My Notes for the session:
RDL – Report Definition Language
Debug Local run Individual report (?) – I don’t really remember what this means, but I thought I would record it anyway. It must have been something important since I wrote it in my notes.
Check out the utility “File Box Extender”
Code for web services:
Dim cred as new system.net.networkcredential
Cred.username = “username”
Cred.password = “password”
HTML Fragment, Device Info
Can use forms auth as well as windows
Session 5 – A Quick Intro to Ruby on Rails – Jim Weirich, Compuware
Jim Weirich is a fantastic presenter – I’m going to have to become a member of the Cincinnati XP user’s group in hopes of seeing him present again. He has an infectious personality – plus I think he was really excited about what he was presenting. Jim’s use of the “Takahashi Method” was my first exposure to it and I was duly impressed. Content-wise - it was a great introduction to Ruby on Rails and I now have the desire to look into it a bit more. This was my favorite session of the day by far.
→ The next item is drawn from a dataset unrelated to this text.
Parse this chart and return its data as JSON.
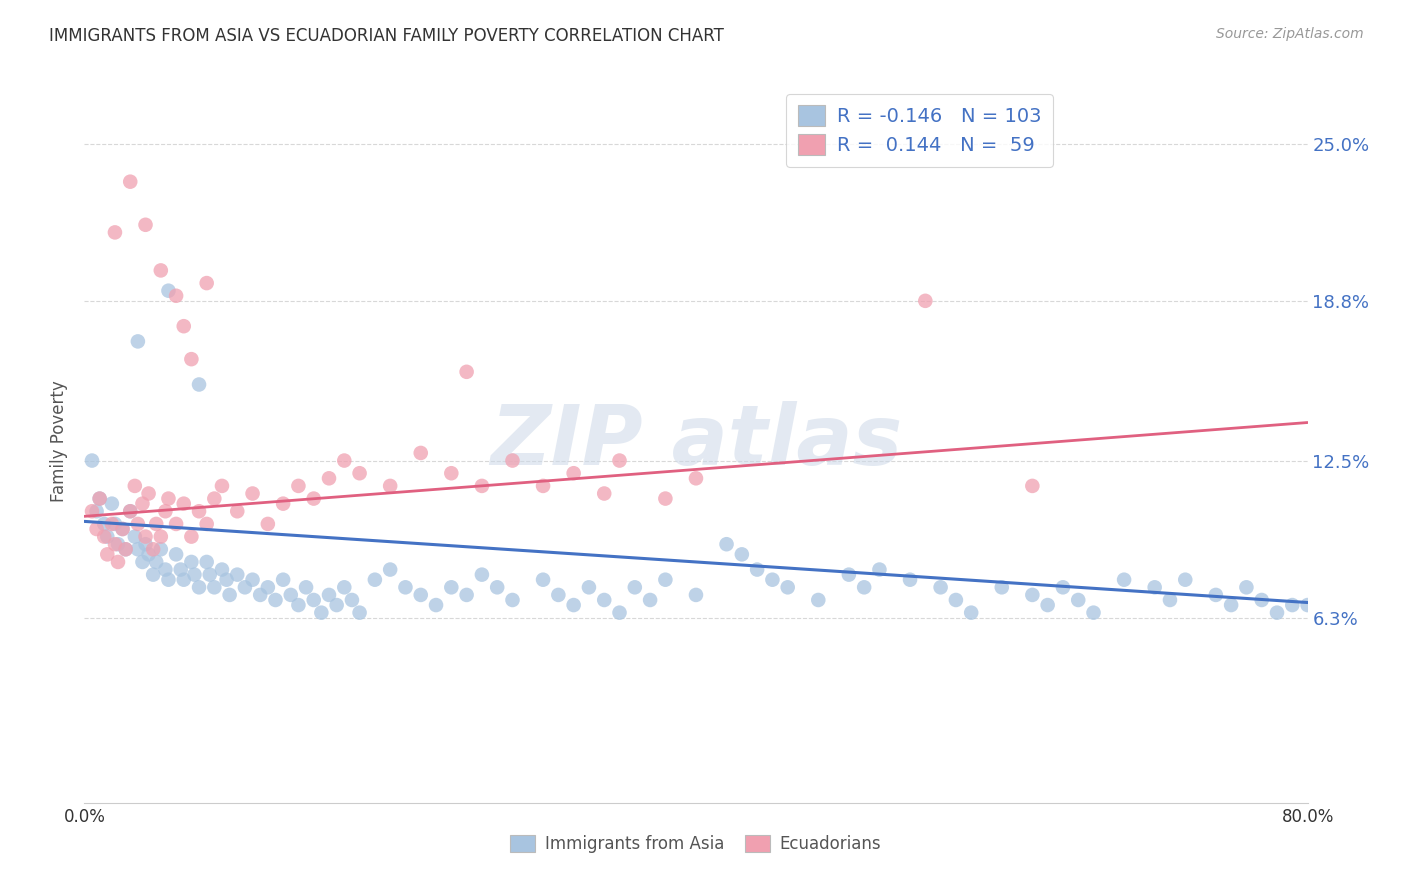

PHP – simple, quick, but not structured
Java – complex, structured, but slow and expensive
DHH – Rails – 37 Signals – BaseCamp
Check out Ta-Da-Lists and Blinksale – sends invoices
Rails: Model = active record, view/controller = ActionPack
Rails – easy, flexible, hassle free database access
Controller/action/view are defined via URL
Current databases supported – MySQL, PostGres, SQLite, Oracle, SQL Server, DB2
Session 6 – Developing for Windows Media Center using XBOX 360 w/Media Center Extender – Jason Follas and Greg Huber, both from MI
I chose to attend this session for the last time slot. I figured it would be nice to wrap things up with something a little on the lighter and fun side. The presenters had a few technical problems here and there that slowed things down, but the topic itself was interesting enough and they get bonus points for allowing some of the crowd to play Xbox 360 before the session started.
The presenters will be doing another presentation in Detroit on February 15th – building an HTPC
Other HTPC software: Myth TV, GB-PVR, Media Portal, Beyond TV
You can host a winform .net control in an HTML page. In the object code you declare the clsid =”http:appname.namespace.controlname”.
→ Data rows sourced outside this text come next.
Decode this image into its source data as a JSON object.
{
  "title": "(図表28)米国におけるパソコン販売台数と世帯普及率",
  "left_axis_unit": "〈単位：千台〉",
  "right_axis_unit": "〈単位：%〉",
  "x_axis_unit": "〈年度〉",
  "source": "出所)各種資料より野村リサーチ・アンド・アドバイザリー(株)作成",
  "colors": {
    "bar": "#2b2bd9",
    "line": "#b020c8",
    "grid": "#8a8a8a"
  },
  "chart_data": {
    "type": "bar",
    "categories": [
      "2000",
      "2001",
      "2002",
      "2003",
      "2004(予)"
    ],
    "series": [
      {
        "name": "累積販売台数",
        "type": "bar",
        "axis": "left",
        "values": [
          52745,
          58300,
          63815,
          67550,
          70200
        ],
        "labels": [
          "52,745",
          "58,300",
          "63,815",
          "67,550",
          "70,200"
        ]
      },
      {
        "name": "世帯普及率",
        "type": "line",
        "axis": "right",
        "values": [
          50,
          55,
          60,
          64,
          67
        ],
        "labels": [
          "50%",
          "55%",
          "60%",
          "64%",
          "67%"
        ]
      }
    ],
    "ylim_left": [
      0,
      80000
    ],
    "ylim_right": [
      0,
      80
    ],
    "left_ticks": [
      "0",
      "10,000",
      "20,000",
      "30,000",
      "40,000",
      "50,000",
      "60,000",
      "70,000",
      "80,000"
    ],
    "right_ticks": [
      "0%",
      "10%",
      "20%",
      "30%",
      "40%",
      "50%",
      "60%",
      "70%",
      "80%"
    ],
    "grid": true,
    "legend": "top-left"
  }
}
Store app settings in iexplore.exe.config since it is running in IE
But need to use something else when running through the Media Center Extender
A Media Center SDK is available via MSDN
Finally, I know it is not normally done, but I would have loved to see some of the presentations repeated during the day. There were many times during the day when I had to choose between two or even three that I really wanted to see. Perhaps scheduling the ones most heavily attended (since there were pre-conference surveys) twice during the day would be good. Or maybe just having an "overtime" where the most heavily attended sessions could be presented again at the end of the day. Or maybe even videos could be recorded of each session and made available after the conference! I know I'm shooting for the moon here, but what the heck. That would be wicked.